The insinuation pricked at Steven. Irritated by the guard's dismissal of his importance, he wanted to rip the mask off and reveal the nature of his Plan. But he took a few deep breaths, he calmed down. Anger would not see him through to the end. Even after that irritation passed, the idea of telling the guard stuck with him. When he tried to tell Arnold, it had seemed insincere, a flailing attempt to avoid death. Telling the guard, though, wouldn't seem so craven. Perhaps, after his death, the rumor would float through society, that President Williams was actually a deep cover agent for the revolution. That everything he did was meant, not to suppress it, but to make real the conditions necessary for it. Surely it wouldn’t enter the annals of official history— Steven had left behind no hard evidence sufficient for that claim— but instead it might hang around as a hunch shared by many who looked into the strange life of Steven Williams. So, he explained. After a long, winding description of his motivations and the path that led him to the dictatorship, with all of his intentions laid bare, the guard didn’t shout disbelief, nor did he thank Steven for what he had done.

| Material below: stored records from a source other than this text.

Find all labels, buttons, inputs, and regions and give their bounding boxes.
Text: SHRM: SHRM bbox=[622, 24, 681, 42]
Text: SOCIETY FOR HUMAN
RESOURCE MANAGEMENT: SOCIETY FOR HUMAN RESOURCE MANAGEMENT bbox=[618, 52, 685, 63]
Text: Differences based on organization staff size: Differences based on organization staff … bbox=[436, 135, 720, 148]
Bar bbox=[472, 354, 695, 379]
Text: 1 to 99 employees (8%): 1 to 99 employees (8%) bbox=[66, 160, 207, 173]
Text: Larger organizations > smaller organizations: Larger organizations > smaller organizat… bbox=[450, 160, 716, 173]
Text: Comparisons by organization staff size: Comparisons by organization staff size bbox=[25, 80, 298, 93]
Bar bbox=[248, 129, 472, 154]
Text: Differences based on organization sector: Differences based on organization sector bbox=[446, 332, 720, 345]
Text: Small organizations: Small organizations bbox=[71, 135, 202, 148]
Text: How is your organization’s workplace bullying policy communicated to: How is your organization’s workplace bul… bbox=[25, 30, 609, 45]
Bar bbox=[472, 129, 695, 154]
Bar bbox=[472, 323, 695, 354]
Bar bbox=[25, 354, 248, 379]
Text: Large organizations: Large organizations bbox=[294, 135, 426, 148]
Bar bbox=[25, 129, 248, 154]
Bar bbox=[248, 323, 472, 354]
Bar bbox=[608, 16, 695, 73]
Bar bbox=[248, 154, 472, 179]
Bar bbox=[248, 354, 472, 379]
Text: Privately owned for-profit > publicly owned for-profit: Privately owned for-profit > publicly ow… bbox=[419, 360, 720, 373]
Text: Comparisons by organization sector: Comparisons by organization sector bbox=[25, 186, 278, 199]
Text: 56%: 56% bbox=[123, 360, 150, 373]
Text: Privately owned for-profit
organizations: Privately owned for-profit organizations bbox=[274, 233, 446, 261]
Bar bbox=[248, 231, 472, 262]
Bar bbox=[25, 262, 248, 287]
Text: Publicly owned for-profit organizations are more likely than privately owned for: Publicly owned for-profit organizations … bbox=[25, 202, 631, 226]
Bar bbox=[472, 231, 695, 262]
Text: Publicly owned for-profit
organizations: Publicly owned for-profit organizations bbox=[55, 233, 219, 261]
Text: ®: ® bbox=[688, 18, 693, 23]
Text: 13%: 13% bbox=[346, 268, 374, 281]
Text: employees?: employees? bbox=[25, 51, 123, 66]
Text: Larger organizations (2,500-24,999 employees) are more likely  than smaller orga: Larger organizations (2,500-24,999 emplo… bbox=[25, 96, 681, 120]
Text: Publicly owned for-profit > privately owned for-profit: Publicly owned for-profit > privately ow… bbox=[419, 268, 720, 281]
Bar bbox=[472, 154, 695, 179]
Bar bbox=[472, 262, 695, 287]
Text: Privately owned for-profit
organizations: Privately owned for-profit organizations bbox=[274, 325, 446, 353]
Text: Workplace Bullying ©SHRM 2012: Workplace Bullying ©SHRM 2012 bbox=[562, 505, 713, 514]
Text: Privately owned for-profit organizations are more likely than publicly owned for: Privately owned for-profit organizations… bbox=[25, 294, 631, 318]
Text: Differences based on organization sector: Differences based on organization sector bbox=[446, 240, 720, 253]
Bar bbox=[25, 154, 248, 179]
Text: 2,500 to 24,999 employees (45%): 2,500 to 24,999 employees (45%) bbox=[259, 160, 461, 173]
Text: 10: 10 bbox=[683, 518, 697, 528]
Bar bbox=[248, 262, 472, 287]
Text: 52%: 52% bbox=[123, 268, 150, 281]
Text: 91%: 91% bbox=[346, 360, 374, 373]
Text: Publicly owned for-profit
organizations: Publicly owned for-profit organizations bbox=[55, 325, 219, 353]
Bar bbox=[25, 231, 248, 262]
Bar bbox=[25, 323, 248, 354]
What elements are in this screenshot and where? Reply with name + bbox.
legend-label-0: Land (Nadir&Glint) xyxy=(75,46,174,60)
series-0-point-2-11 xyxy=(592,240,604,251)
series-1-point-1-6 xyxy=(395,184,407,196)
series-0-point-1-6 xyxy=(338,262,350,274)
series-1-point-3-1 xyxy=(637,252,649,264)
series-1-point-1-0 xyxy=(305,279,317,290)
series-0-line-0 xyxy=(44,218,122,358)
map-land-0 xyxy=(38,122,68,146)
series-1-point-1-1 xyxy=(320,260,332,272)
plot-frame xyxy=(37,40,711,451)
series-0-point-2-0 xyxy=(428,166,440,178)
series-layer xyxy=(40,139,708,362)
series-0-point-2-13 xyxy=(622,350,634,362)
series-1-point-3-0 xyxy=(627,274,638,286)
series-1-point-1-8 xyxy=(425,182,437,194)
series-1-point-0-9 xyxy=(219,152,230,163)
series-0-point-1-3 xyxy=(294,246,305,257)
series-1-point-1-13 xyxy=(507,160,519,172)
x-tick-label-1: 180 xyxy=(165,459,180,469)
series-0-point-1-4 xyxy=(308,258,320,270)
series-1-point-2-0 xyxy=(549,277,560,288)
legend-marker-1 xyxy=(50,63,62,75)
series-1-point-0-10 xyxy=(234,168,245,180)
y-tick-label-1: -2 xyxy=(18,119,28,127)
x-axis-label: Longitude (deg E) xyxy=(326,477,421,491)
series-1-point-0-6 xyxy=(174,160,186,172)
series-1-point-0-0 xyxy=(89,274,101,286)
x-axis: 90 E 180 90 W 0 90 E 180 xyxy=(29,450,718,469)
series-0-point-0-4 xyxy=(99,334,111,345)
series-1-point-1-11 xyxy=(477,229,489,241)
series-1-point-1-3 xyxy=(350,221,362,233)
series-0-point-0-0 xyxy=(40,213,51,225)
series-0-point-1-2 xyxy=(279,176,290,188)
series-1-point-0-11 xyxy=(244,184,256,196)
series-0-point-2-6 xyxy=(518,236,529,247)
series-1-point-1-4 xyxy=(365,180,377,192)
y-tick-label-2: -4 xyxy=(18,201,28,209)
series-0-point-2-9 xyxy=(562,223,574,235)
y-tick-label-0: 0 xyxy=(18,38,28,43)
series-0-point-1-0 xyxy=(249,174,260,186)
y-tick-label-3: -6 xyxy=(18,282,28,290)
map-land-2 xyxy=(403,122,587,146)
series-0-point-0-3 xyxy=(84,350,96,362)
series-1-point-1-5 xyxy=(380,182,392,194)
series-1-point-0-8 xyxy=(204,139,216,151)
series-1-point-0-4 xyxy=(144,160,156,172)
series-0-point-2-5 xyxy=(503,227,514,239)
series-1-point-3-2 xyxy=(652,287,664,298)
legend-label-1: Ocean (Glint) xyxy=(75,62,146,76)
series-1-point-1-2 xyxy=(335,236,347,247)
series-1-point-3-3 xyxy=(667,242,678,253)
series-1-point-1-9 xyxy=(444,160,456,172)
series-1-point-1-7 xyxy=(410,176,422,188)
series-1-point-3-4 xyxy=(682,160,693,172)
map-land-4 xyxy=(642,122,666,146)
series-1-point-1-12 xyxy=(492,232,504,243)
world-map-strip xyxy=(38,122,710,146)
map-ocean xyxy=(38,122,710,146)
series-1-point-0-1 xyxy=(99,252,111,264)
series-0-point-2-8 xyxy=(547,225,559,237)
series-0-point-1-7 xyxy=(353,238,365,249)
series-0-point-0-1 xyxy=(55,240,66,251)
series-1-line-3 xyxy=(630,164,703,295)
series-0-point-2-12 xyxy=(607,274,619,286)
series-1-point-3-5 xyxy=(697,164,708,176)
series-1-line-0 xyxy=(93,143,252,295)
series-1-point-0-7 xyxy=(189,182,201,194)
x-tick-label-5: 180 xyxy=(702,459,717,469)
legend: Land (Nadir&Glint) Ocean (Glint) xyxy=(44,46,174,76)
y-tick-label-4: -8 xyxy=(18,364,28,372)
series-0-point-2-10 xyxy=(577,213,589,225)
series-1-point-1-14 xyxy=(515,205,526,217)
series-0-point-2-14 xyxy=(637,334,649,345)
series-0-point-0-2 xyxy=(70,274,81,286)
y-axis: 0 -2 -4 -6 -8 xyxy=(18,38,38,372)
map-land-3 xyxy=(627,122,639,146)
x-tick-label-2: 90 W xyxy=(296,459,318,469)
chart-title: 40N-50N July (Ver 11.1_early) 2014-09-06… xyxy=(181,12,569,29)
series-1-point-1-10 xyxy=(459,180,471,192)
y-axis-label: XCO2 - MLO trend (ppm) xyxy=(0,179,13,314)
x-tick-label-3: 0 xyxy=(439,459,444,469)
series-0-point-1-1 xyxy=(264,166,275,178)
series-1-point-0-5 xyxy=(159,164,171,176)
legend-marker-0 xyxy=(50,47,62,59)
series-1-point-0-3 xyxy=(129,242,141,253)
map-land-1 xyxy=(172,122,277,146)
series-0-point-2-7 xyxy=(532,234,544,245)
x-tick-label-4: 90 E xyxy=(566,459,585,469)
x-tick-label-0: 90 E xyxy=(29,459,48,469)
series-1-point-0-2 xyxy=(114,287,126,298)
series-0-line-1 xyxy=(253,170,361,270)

Instead, he stared into Steven’s eyes, and after a minute’s silence, said, “It doesn’t matter. You did what you did. In Detroit, I was shot. You left me to die. Was that your way of supporting the revolution?”
“Look, that was a trying time. I admit I panicked. It would’ve been much better for me too if I’d stayed with you, since you clearly lived and I got my head bashed in by, uh, whoever Tara’s friend is.”
“Justification isn’t the important thing. Your actions, no matter why you did them, hurt millions of people. I don’t care that you had the revolution in mind, I care that I was bleeding in an alley and you ran away. You get it?” He took a deep breath. “You can’t turn the wrong thing into a right one by having a good reason. So I don’t want your apology, not that you offered it. But the world deserves to hear you say you’re sorry. It won’t make it better. No, it won’t. But it’s important anyway. And after that, who cares? Me, I don’t care if you live or die.” Steven felt strange, since his guard, whose name he only now realized he didn’t know, expressed his indifference warmly, with genuine care that Steven should receive the message,
It took a moment for Steven to collect himself after that. For the first time in ten years, he considered saying he was sorry, for the harm, for abandoning people to die. But the person in front of him didn’t want it. That moment of hesitation, of wondering if it was appropriate to say he was sorry, was long enough for Steven to tell himself that this guard didn’t know what he was talking about. An individual action, after all, is not an isolated event. While the immediate effects of some of his actions may have been harmful, the end result was beneficial for humanity. From the looks of society in Detroit, the revolution could bring joy to the people of the United States on a massive scale. After that, it was a matter of inspiring the world to follow suit. Much like medicine sometimes damages the body as it cures it, Steven’s reign was necessary to push the people into the state of mind they needed to fix their problems. So no, Steven would not apologize. Instead, he said, “Your lack of vision is not my fault. The very fact that you’re about to seize control of the government is proof that what I did worked. The collateral damage was, of course, sad. But it’s worth it to stop another hundred years of everyone suffering. Someone had to do it.”
The guard shook his head and turned away from Steven, whose earlier hopes deflated. That man would not go on to spread the word of Saint Steven Williams, the secret hero of the revolution. No, if Steven wanted that rumor to spread, he would need it to stem from his last words. But as the night came to an end, and the time to push onward arrived, Steven still had only a few unsatisfactory fragments.